By committing to exploring how you currently “do life” and investing in yourself to identify negative habits, beliefs and thoughts you can expertly rebuild more empowering beliefs, thoughts and habits that better support you to achieve the health, wellness and life that you deserve and desire.
What happens if I have a non-existent sense of humour?
Life can get really serious, really fast! It’s so easy to focus on everything that’s wrong and not working! As you evolve and grow its important to add humour into your routine to help lighten the mental and physical load, but if you struggle to laugh and are afraid that you have an underdeveloped or a nonexistent sense of humor, please don’t fret, humor can actually be learned.

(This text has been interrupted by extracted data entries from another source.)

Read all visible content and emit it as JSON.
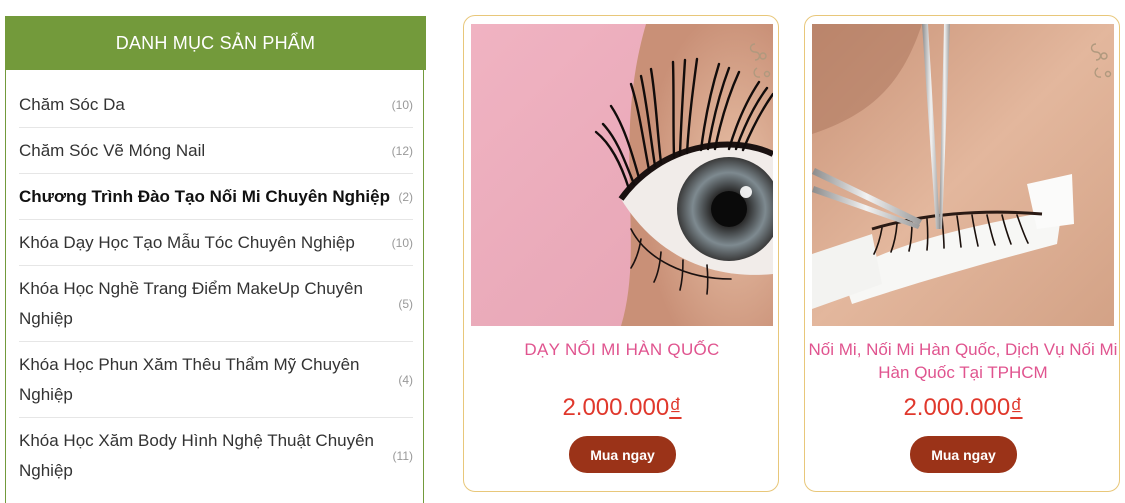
{
  "sidebar": {
    "title": "DANH MỤC SẢN PHẨM",
    "accent_color": "#739a3b",
    "categories": [
      {
        "label": "Chăm Sóc Da",
        "count": "(10)"
      },
      {
        "label": "Chăm Sóc Vẽ Móng Nail",
        "count": "(12)"
      },
      {
        "label": "Chương Trình Đào Tạo Nối Mi Chuyên Nghiệp",
        "count": "(2)"
      },
      {
        "label": "Khóa Dạy Học Tạo Mẫu Tóc Chuyên Nghiệp",
        "count": "(10)"
      },
      {
        "label": "Khóa Học Nghề Trang Điểm MakeUp Chuyên Nghiệp",
        "count": "(5)"
      },
      {
        "label": "Khóa Học Phun Xăm Thêu Thẩm Mỹ Chuyên Nghiệp",
        "count": "(4)"
      },
      {
        "label": "Khóa Học Xăm Body Hình Nghệ Thuật Chuyên Nghiệp",
        "count": "(11)"
      }
    ]
  },
  "products": [
    {
      "title": "DẠY NỐI MI HÀN QUỐC",
      "price_amount": "2.000.000",
      "price_currency": "₫",
      "button_label": "Mua ngay"
    },
    {
      "title": "Nối Mi, Nối Mi Hàn Quốc, Dịch Vụ Nối Mi Hàn Quốc Tại TPHCM",
      "price_amount": "2.000.000",
      "price_currency": "₫",
      "button_label": "Mua ngay"
    }
  ],
  "colors": {
    "title_pink": "#e0548f",
    "price_red": "#e0382c",
    "button_brown": "#9b3318",
    "card_border": "#e8c77a"
  }
}
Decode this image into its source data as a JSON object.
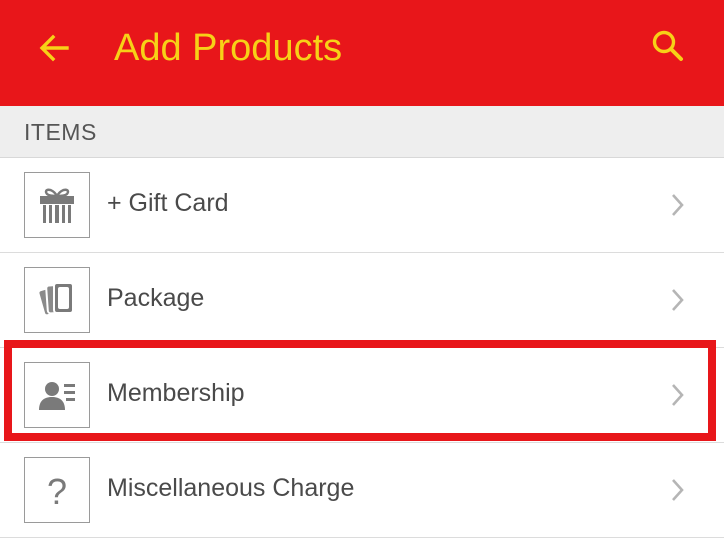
{
  "header": {
    "back_icon": "arrow-left-icon",
    "title": "Add Products",
    "search_icon": "search-icon",
    "background": "#e8161a",
    "foreground": "#f7d117"
  },
  "section": {
    "title": "ITEMS"
  },
  "items": [
    {
      "label": "+ Gift Card",
      "icon": "gift-icon"
    },
    {
      "label": "Package",
      "icon": "cards-icon"
    },
    {
      "label": "Membership",
      "icon": "member-card-icon",
      "highlighted": true
    },
    {
      "label": "Miscellaneous Charge",
      "icon": "question-mark-icon"
    }
  ],
  "highlight_color": "#e8161a"
}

In fact, developing or refining your sense of humor may be easier than you think.
- Google your way to happiness. The internet can be your friend or foe, use it as a force for good and find sites, you tubes and socials that make you laugh and smile. Bookmark them and go to them anytime you need to shift your emotional state from negative to positive.

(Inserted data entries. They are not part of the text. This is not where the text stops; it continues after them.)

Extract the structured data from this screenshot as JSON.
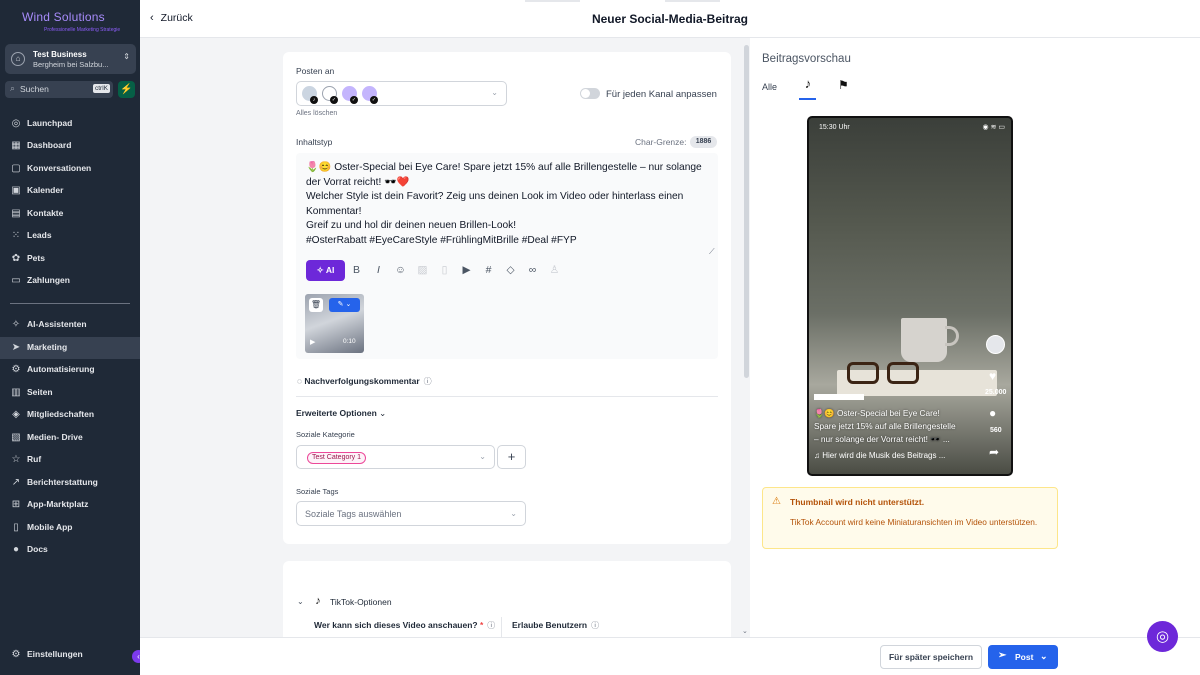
{
  "brand": {
    "name": "Wind Solutions",
    "tagline": "Professionelle Marketing Strategie"
  },
  "account": {
    "name": "Test Business",
    "location": "Bergheim bei Salzbu..."
  },
  "search": {
    "placeholder": "Suchen",
    "shortcut": "ctrlK"
  },
  "nav": [
    {
      "label": "Launchpad",
      "icon": "rocket-icon"
    },
    {
      "label": "Dashboard",
      "icon": "grid-icon"
    },
    {
      "label": "Konversationen",
      "icon": "chat-icon"
    },
    {
      "label": "Kalender",
      "icon": "calendar-icon"
    },
    {
      "label": "Kontakte",
      "icon": "contacts-icon"
    },
    {
      "label": "Leads",
      "icon": "leads-icon"
    },
    {
      "label": "Pets",
      "icon": "paw-icon"
    },
    {
      "label": "Zahlungen",
      "icon": "payment-icon"
    },
    {
      "label": "AI-Assistenten",
      "icon": "sparkle-icon"
    },
    {
      "label": "Marketing",
      "icon": "send-icon",
      "active": true
    },
    {
      "label": "Automatisierung",
      "icon": "automation-icon"
    },
    {
      "label": "Seiten",
      "icon": "pages-icon"
    },
    {
      "label": "Mitgliedschaften",
      "icon": "membership-icon"
    },
    {
      "label": "Medien- Drive",
      "icon": "media-icon"
    },
    {
      "label": "Ruf",
      "icon": "star-icon"
    },
    {
      "label": "Berichterstattung",
      "icon": "chart-icon"
    },
    {
      "label": "App-Marktplatz",
      "icon": "apps-icon"
    },
    {
      "label": "Mobile App",
      "icon": "mobile-icon"
    },
    {
      "label": "Docs",
      "icon": "info-icon"
    },
    {
      "label": "Einstellungen",
      "icon": "gear-icon"
    }
  ],
  "header": {
    "back_label": "Zurück",
    "title": "Neuer Social-Media-Beitrag"
  },
  "form": {
    "post_to_label": "Posten an",
    "clear_all_label": "Alles löschen",
    "per_channel_label": "Für jeden Kanal anpassen",
    "content_type_label": "Inhaltstyp",
    "char_limit_label": "Char-Grenze:",
    "char_limit_value": "1886",
    "content_lines": [
      "🌷😊 Oster-Special bei Eye Care! Spare jetzt 15% auf alle Brillengestelle – nur solange",
      "der Vorrat reicht! 🕶️❤️",
      "Welcher Style ist dein Favorit? Zeig uns deinen Look im Video oder hinterlass einen",
      "Kommentar!",
      "Greif zu und hol dir deinen neuen Brillen-Look!",
      "#OsterRabatt #EyeCareStyle #FrühlingMitBrille #Deal #FYP"
    ],
    "ai_label": "AI",
    "video_duration": "0:10",
    "followup_label": "Nachverfolgungskommentar",
    "advanced_label": "Erweiterte Optionen",
    "category_label": "Soziale Kategorie",
    "category_tag": "Test Category 1",
    "tags_label": "Soziale Tags",
    "tags_placeholder": "Soziale Tags auswählen"
  },
  "tiktok_options": {
    "title": "TikTok-Optionen",
    "who_can_view_label": "Wer kann sich dieses Video anschauen?",
    "allow_users_label": "Erlaube Benutzern"
  },
  "preview": {
    "title": "Beitragsvorschau",
    "tab_all": "Alle",
    "time": "15:30 Uhr",
    "likes": "25.000",
    "comments": "560",
    "caption_lines": [
      "🌷😊 Oster-Special bei Eye Care!",
      "Spare jetzt 15% auf alle Brillengestelle",
      "– nur solange der Vorrat reicht! 🕶️ ..."
    ],
    "music": "Hier wird die Musik des Beitrags ...",
    "warning_title": "Thumbnail wird nicht unterstützt.",
    "warning_text": "TikTok Account wird keine Miniaturansichten im Video unterstützen."
  },
  "footer": {
    "save_later_label": "Für später speichern",
    "post_label": "Post"
  },
  "colors": {
    "sidebar_bg": "#1f2937",
    "accent": "#2563eb",
    "ai_purple": "#6d28d9",
    "warning": "#b45309"
  }
}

- Create new habits. Find things that make you smile. It might be something as simple as a greeting card that you can frame and put on display, a comic or humorous book. Hunt out and save funny movies on Netflix that you can go to easily to relax at the end of the day. Every morning, find something to make you smile and laugh, buy a joke book and pick a page to read as you sip your morning tea or coffee
- Laugh and the world laughs with you. Find a way to laugh about your own situation and watch your stress begin to fade away. If you need to distract yourself, go to a comedy club or watch comedy on TV or online. Even if the laughter feels forced at first, practice laughing and it will get easier. You might even like to try laughter yoga. It may feel totally weird as you laugh with total strangers in a group but stick with it as can turn into real spontaneous laughter that helps soothe your soul
- Share a laugh with friends (not gossip & complaints). When you spend time with friends, make sure that it’s quality time. Ensure that your circle of friends lift you up and help you smile and laugh and that you do the same for them. Catch yourself anytime you begin to complain about life events or gossip about others as it takes your attention to your troubles, sinks your mood and kills the positive, uplifting energy that you and your friends want to feel while hanging out.

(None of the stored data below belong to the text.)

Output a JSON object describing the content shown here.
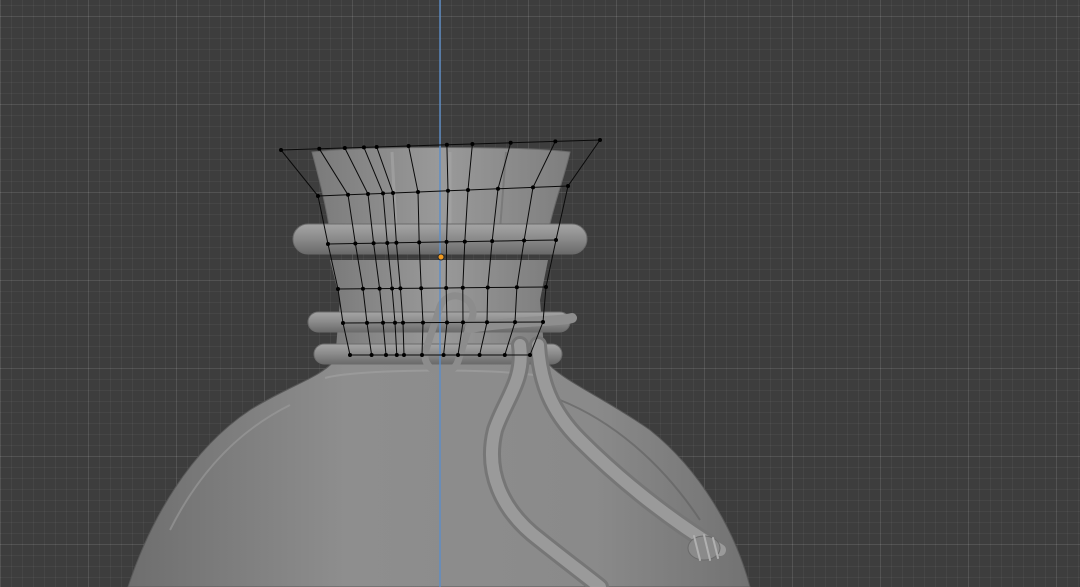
{
  "viewport": {
    "mode": "edit",
    "view": "front-orthographic",
    "colors": {
      "background": "#3d3d3d",
      "grid": "#4a4a4a",
      "z_axis": "#5b8dc9",
      "mesh_fill": "#8f8f8f",
      "wire": "#0a0a0a",
      "vertex": "#000000",
      "origin": "#f29a1f"
    },
    "objects": [
      {
        "name": "bottle-body",
        "shading": "solid",
        "xray": true
      },
      {
        "name": "rope",
        "shading": "solid",
        "xray": true
      },
      {
        "name": "edit-cage",
        "state": "selected-edit-mesh"
      }
    ]
  }
}
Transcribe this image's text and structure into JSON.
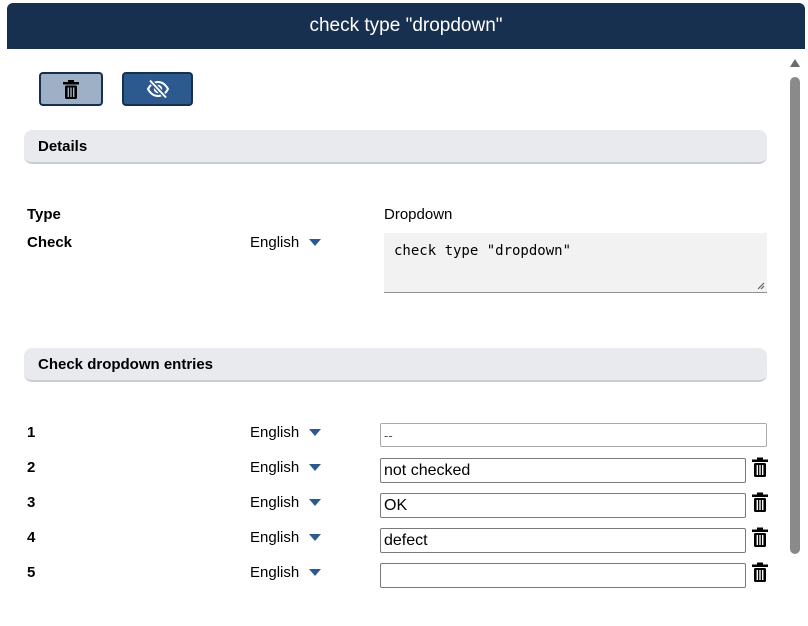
{
  "window": {
    "title": "check type \"dropdown\""
  },
  "toolbar": {
    "delete_icon": "trash-icon",
    "hide_icon": "eye-slash-icon"
  },
  "details": {
    "heading": "Details",
    "type_label": "Type",
    "type_value": "Dropdown",
    "check_label": "Check",
    "check_language": "English",
    "check_text": "check type \"dropdown\""
  },
  "entries": {
    "heading": "Check dropdown entries",
    "rows": [
      {
        "index": "1",
        "language": "English",
        "value": "--"
      },
      {
        "index": "2",
        "language": "English",
        "value": "not checked"
      },
      {
        "index": "3",
        "language": "English",
        "value": "OK"
      },
      {
        "index": "4",
        "language": "English",
        "value": "defect"
      },
      {
        "index": "5",
        "language": "English",
        "value": ""
      }
    ]
  },
  "colors": {
    "titlebar": "#17304f",
    "accent": "#2c5a8e",
    "section_bg": "#e8eaed"
  }
}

- Laughter is the best medicine Give this a try. Turn the corners of your mouth up into a smile and then give a laugh. When your working, grab a pen or pencil and hold it between your teeth, it tricks your body into thinking it’s a smile and over time, smiling becomes easier and a natural state of being. Once you’ve had a little laugh, (even at how silly you feel) take stock of how you’re feeling. Are your muscles a little less tense? Do you feel more relaxed or buoyant as that’s the natural wonder of smiling and laughing your way through life.